Emotional language in a question — even when every number and logical relationship stays exactly the same — can reduce an AI model's accuracy on maths problems by up to 10 percentage points, according to new research published on arXiv.
The study introduces TEMPER (Testing Emotional Perturbation in Quantitative Reasoning), a controlled benchmark designed to isolate the effect of emotional framing on large language model performance. Researchers built Temper-5400, a dataset of 5,400 semantically verified pairs drawn from three established benchmarks — GSM8K, MultiArith, and ARC-Challenge — rewriting each problem into emotionally charged variants while preserving all quantities and mathematical relationships.

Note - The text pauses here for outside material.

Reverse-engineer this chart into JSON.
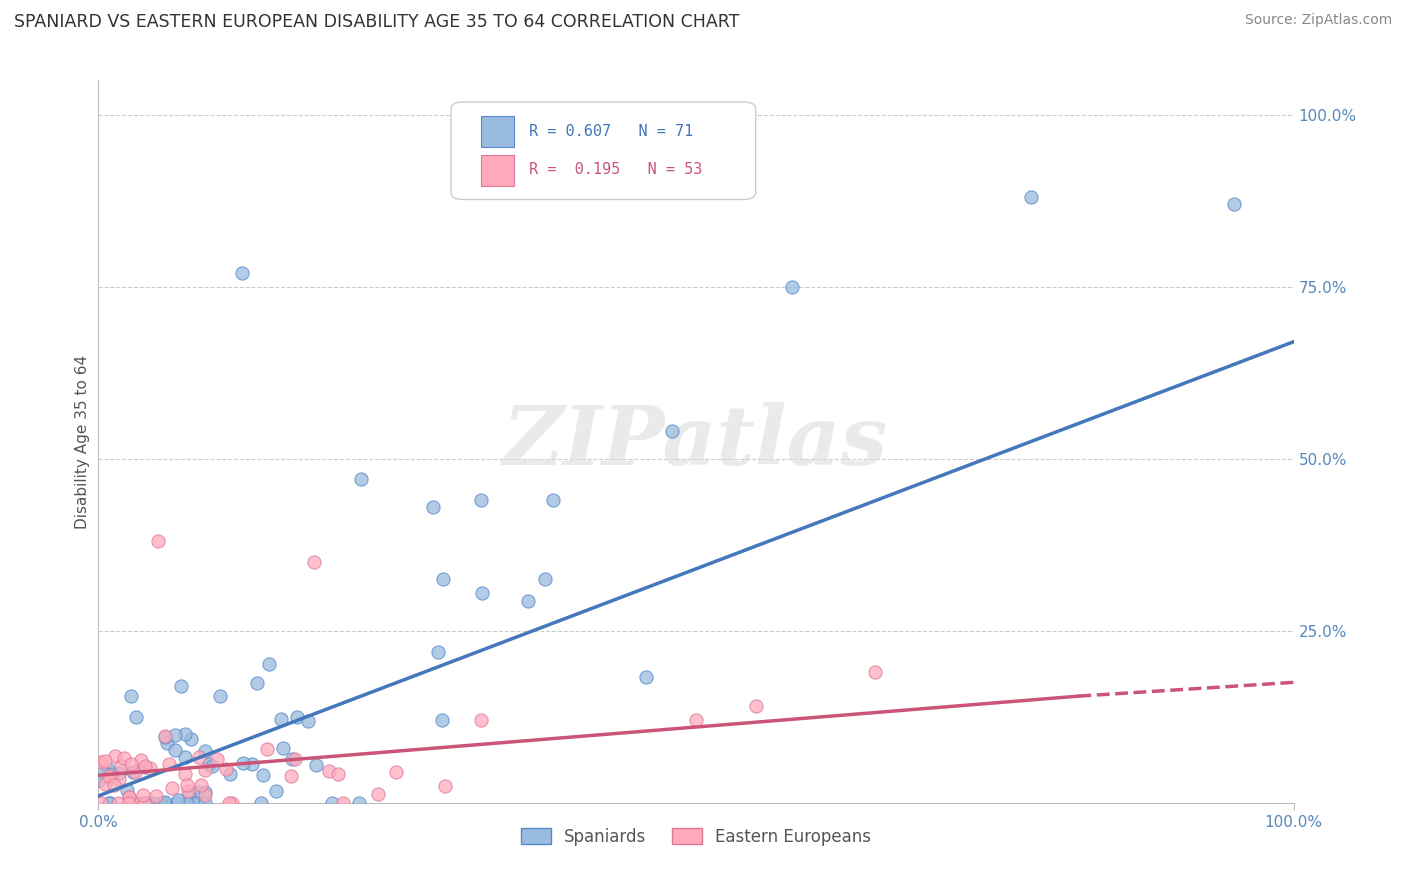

How Emotional Framing Was Isolated From Other Variables
The core methodological challenge was ensuring that any performance drop could be attributed to emotional style rather than changes in the underlying content. The team developed a controlled "emotion translation" framework that rewrites neutral problems into variants expressing frustration, urgency, or enthusiasm, without altering numbers, operators, or logical structure.
To confirm that surface-level linguistic change alone was not responsible, the researchers also generated non-emotional paraphrases of the same problems. According to the paper, these neutral rewrites caused no measurable accuracy degradation — directly implicating emotional content, rather than mere rephrasing, as the source of the performance drop.
Neutralizing emotional variants recovers most of the lost performance, showing the degradation is tied to emotional style rather than content corruption.
This finding matters because it points to a specific and addressable vulnerability, not a general sensitivity to varied language.
Eighteen Models Tested, From Small to Frontier Scale
The benchmark was evaluated across 18 language models ranging from 1 billion to frontier scale parameters, capturing a broad slice of the current model landscape. The paper does not single out specific model names in the abstract, but the scale of evaluation — from compact, deployable models to the largest available systems — suggests the effect spans architectures of varying size and age.
Accuracy drops of 2 to 10 percentage points emerged consistently when models encountered emotionally framed problems, even though every piece of mathematical information needed to answer correctly remained present. The variance across that range likely reflects differences in model size, training data composition, and instruction tuning — factors the full paper's results section presumably unpacks in detail.
A Lightweight Fix Already Exists
One of the study's more practically useful findings is that the performance loss is largely reversible. When researchers applied a neutralization step — stripping emotional language from queries before passing them to a model — most of the accuracy drop disappeared. According to the paper, this positions neutralization as a "lightweight inference-time mitigation": a pre-processing step that could be applied without retraining or fine-tuning the underlying model.
This is meaningful for deployment contexts where user queries arrive in natural, unfiltered language. Customer support tools, tutoring systems, and any application where users submit maths or reasoning questions under real-world conditions — often with frustration or urgency attached — would be affected by the vulnerability TEMPER describes.
Why This Benchmark Design Has Broader Uses
Beyond the specific findings on emotional framing, the researchers argue that their construction procedure offers a general framework for controlled stylistic robustness evaluation. The same approach — rewrite a problem along a defined stylistic axis, verify semantic equivalence, test performance — could in principle be applied to formality, dialect, verbosity, or other dimensions of language variation.
This positions TEMPER as both a dataset and a reusable methodology. As AI systems are deployed in increasingly diverse real-world settings, tools that can systematically probe stylistic robustness — rather than relying on naturalistically collected variation — become more valuable to both researchers and developers.
The benchmark also raises questions about evaluation practices across the field. Standard leaderboard benchmarks like GSM8K are written in clean, neutral prose. If emotional framing consistently degrades performance, then scores on neutral benchmarks may overstate how well models perform in realistic conditions where users rarely write like textbooks.
What This Means
Any organisation deploying AI for reasoning tasks — from education to finance to customer service — should treat emotional language sensitivity as a known, testable vulnerability, and consider inference-time neutralization as an immediate mitigation while longer-term fixes are explored.